"Iron Triangle" ( Engl. Iron Triangle ) - a conditional area in southern Vietnam during the Vietnam War .
Content
Location
The Iron Triangle, an area of activity for Vietnamese partisans, was located about 40 km northwest of Saigon . The conventional vertices of the triangle were the villages of Bensuk, Benko and Benkat. These villages formed an almost rectangular triangle , the hypotenuse of which passed approximately along the Saigon River ( Song-Saigon ). The main element of this partisan district was a complex of underground structures ( Kuti tunnels ) created by Vietnamese partisans. It was located next to the American base of Kuti, a kilometer from it, through a rubber plantation and the Saigon River.
Structure
The tunnel system was started during the war with the French and was significantly expanded in the 1960s. According to the regulations, each peasant participating in the construction had to walk at least 3 feet a day, digging with simple shovels and carrying them out in baskets, usually digging in the rainy season. In its final version, the three-story underground complex was equipped even with a small cinema and an operating room. The total length of its tunnels, according to various estimates, is from 75 to 250 kilometers. The tunnels were made not straight, but with turns of 60-120 degrees. The complex had an air exchange system, in the form of a tiny size of tubes brought to the surface, bent in different directions to avoid flooding during monsoon rains, some of them intentionally turned in the direction of prevailing winds in order to provide cooling.
Value
In the area of the Iron Triangle, there was a large complex of underground tunnels used by the NFOYuV guerrillas as a rear base for conducting armed actions in Saigon and its environs.
Fighting
By 1965, the territory of the Iron Triangle was not controlled by the government army of South Vietnam . After the full-scale participation of the United States in the Vietnam War in the “iron triangle” began in September 1965, operations were periodically carried out to eliminate the threat to Saigon from this region. The complex of tunnels of the NFED was first discovered during Operation Crimp (January 1966 ); in the future, special units of the so-called “tunnel rats” were created in many American units to destroy the partisans located in these tunnels and other underground structures of partisans on the territory of South Vietnam and capture the enemy’s documents.
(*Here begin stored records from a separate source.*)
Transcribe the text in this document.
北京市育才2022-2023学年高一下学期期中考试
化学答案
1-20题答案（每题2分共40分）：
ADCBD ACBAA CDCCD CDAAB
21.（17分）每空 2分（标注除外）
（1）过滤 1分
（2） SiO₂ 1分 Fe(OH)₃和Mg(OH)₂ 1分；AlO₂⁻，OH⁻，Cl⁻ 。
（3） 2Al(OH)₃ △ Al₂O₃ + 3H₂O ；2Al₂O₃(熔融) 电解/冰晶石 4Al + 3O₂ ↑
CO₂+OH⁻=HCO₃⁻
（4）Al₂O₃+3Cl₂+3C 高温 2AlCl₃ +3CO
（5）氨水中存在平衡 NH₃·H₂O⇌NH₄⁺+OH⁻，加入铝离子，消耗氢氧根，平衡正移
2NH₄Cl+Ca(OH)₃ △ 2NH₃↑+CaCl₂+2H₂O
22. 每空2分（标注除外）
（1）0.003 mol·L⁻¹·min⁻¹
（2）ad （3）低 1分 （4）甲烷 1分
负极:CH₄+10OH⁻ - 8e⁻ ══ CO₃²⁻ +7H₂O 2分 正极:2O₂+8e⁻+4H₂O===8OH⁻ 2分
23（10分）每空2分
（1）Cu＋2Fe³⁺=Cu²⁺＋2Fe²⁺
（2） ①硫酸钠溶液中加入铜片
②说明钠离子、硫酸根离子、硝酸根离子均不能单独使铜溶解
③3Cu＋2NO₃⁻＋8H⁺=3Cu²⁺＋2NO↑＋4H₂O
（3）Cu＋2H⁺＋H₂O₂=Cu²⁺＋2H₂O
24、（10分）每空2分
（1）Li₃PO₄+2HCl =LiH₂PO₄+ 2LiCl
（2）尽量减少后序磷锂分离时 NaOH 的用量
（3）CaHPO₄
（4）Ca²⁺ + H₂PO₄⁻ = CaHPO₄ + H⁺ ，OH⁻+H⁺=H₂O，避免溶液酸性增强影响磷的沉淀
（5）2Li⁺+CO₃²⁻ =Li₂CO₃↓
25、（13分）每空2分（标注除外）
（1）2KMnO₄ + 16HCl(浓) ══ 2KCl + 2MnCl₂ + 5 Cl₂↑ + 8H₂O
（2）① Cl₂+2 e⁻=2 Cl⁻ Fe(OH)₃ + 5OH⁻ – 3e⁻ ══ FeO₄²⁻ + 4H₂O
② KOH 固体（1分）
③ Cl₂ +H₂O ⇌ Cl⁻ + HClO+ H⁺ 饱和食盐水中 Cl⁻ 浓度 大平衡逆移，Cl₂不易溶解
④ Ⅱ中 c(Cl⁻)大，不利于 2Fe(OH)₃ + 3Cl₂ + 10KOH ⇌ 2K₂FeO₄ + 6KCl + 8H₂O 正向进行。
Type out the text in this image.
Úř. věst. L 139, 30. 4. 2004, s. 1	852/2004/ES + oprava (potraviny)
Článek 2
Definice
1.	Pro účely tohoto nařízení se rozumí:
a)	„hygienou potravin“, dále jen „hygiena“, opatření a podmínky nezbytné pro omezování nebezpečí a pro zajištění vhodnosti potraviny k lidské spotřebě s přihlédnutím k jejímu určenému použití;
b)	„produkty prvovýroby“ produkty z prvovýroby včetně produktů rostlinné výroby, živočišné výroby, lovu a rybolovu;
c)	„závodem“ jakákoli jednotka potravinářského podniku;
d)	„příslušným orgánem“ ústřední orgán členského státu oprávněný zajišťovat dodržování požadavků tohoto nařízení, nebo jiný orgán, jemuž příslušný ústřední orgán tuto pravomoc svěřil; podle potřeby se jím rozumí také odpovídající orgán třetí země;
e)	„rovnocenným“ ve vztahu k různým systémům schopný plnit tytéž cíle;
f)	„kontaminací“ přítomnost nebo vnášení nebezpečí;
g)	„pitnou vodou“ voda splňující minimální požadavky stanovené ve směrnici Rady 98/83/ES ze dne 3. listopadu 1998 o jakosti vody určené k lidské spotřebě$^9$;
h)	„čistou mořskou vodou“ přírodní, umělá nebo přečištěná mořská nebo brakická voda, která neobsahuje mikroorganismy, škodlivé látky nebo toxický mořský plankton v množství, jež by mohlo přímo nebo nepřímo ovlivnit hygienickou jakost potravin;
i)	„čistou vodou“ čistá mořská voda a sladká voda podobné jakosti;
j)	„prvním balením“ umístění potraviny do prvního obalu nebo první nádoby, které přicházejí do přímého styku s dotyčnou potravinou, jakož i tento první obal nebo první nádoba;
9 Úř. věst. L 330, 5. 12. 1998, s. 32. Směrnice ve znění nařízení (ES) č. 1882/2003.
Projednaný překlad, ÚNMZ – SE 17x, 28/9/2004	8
The most famous operation in the Iron Triangle was Operation Cedar Falls (January 1967 ), the largest ground-based war operation at the time, in which 16,000 American soldiers and 14,000 South Vietnamese participated. In the course of it, American troops moved the entire population of the Bensuk-controlled village of NFLJV to a refugee camp , and the village itself was destroyed.
Despite the scale of military operations against it, the Iron Triangle remained a stronghold of the partisans throughout the war. It served as the basis for preparing a large-scale attack on Saigon in January 1968 .
Currently, the complex has a tourist attraction.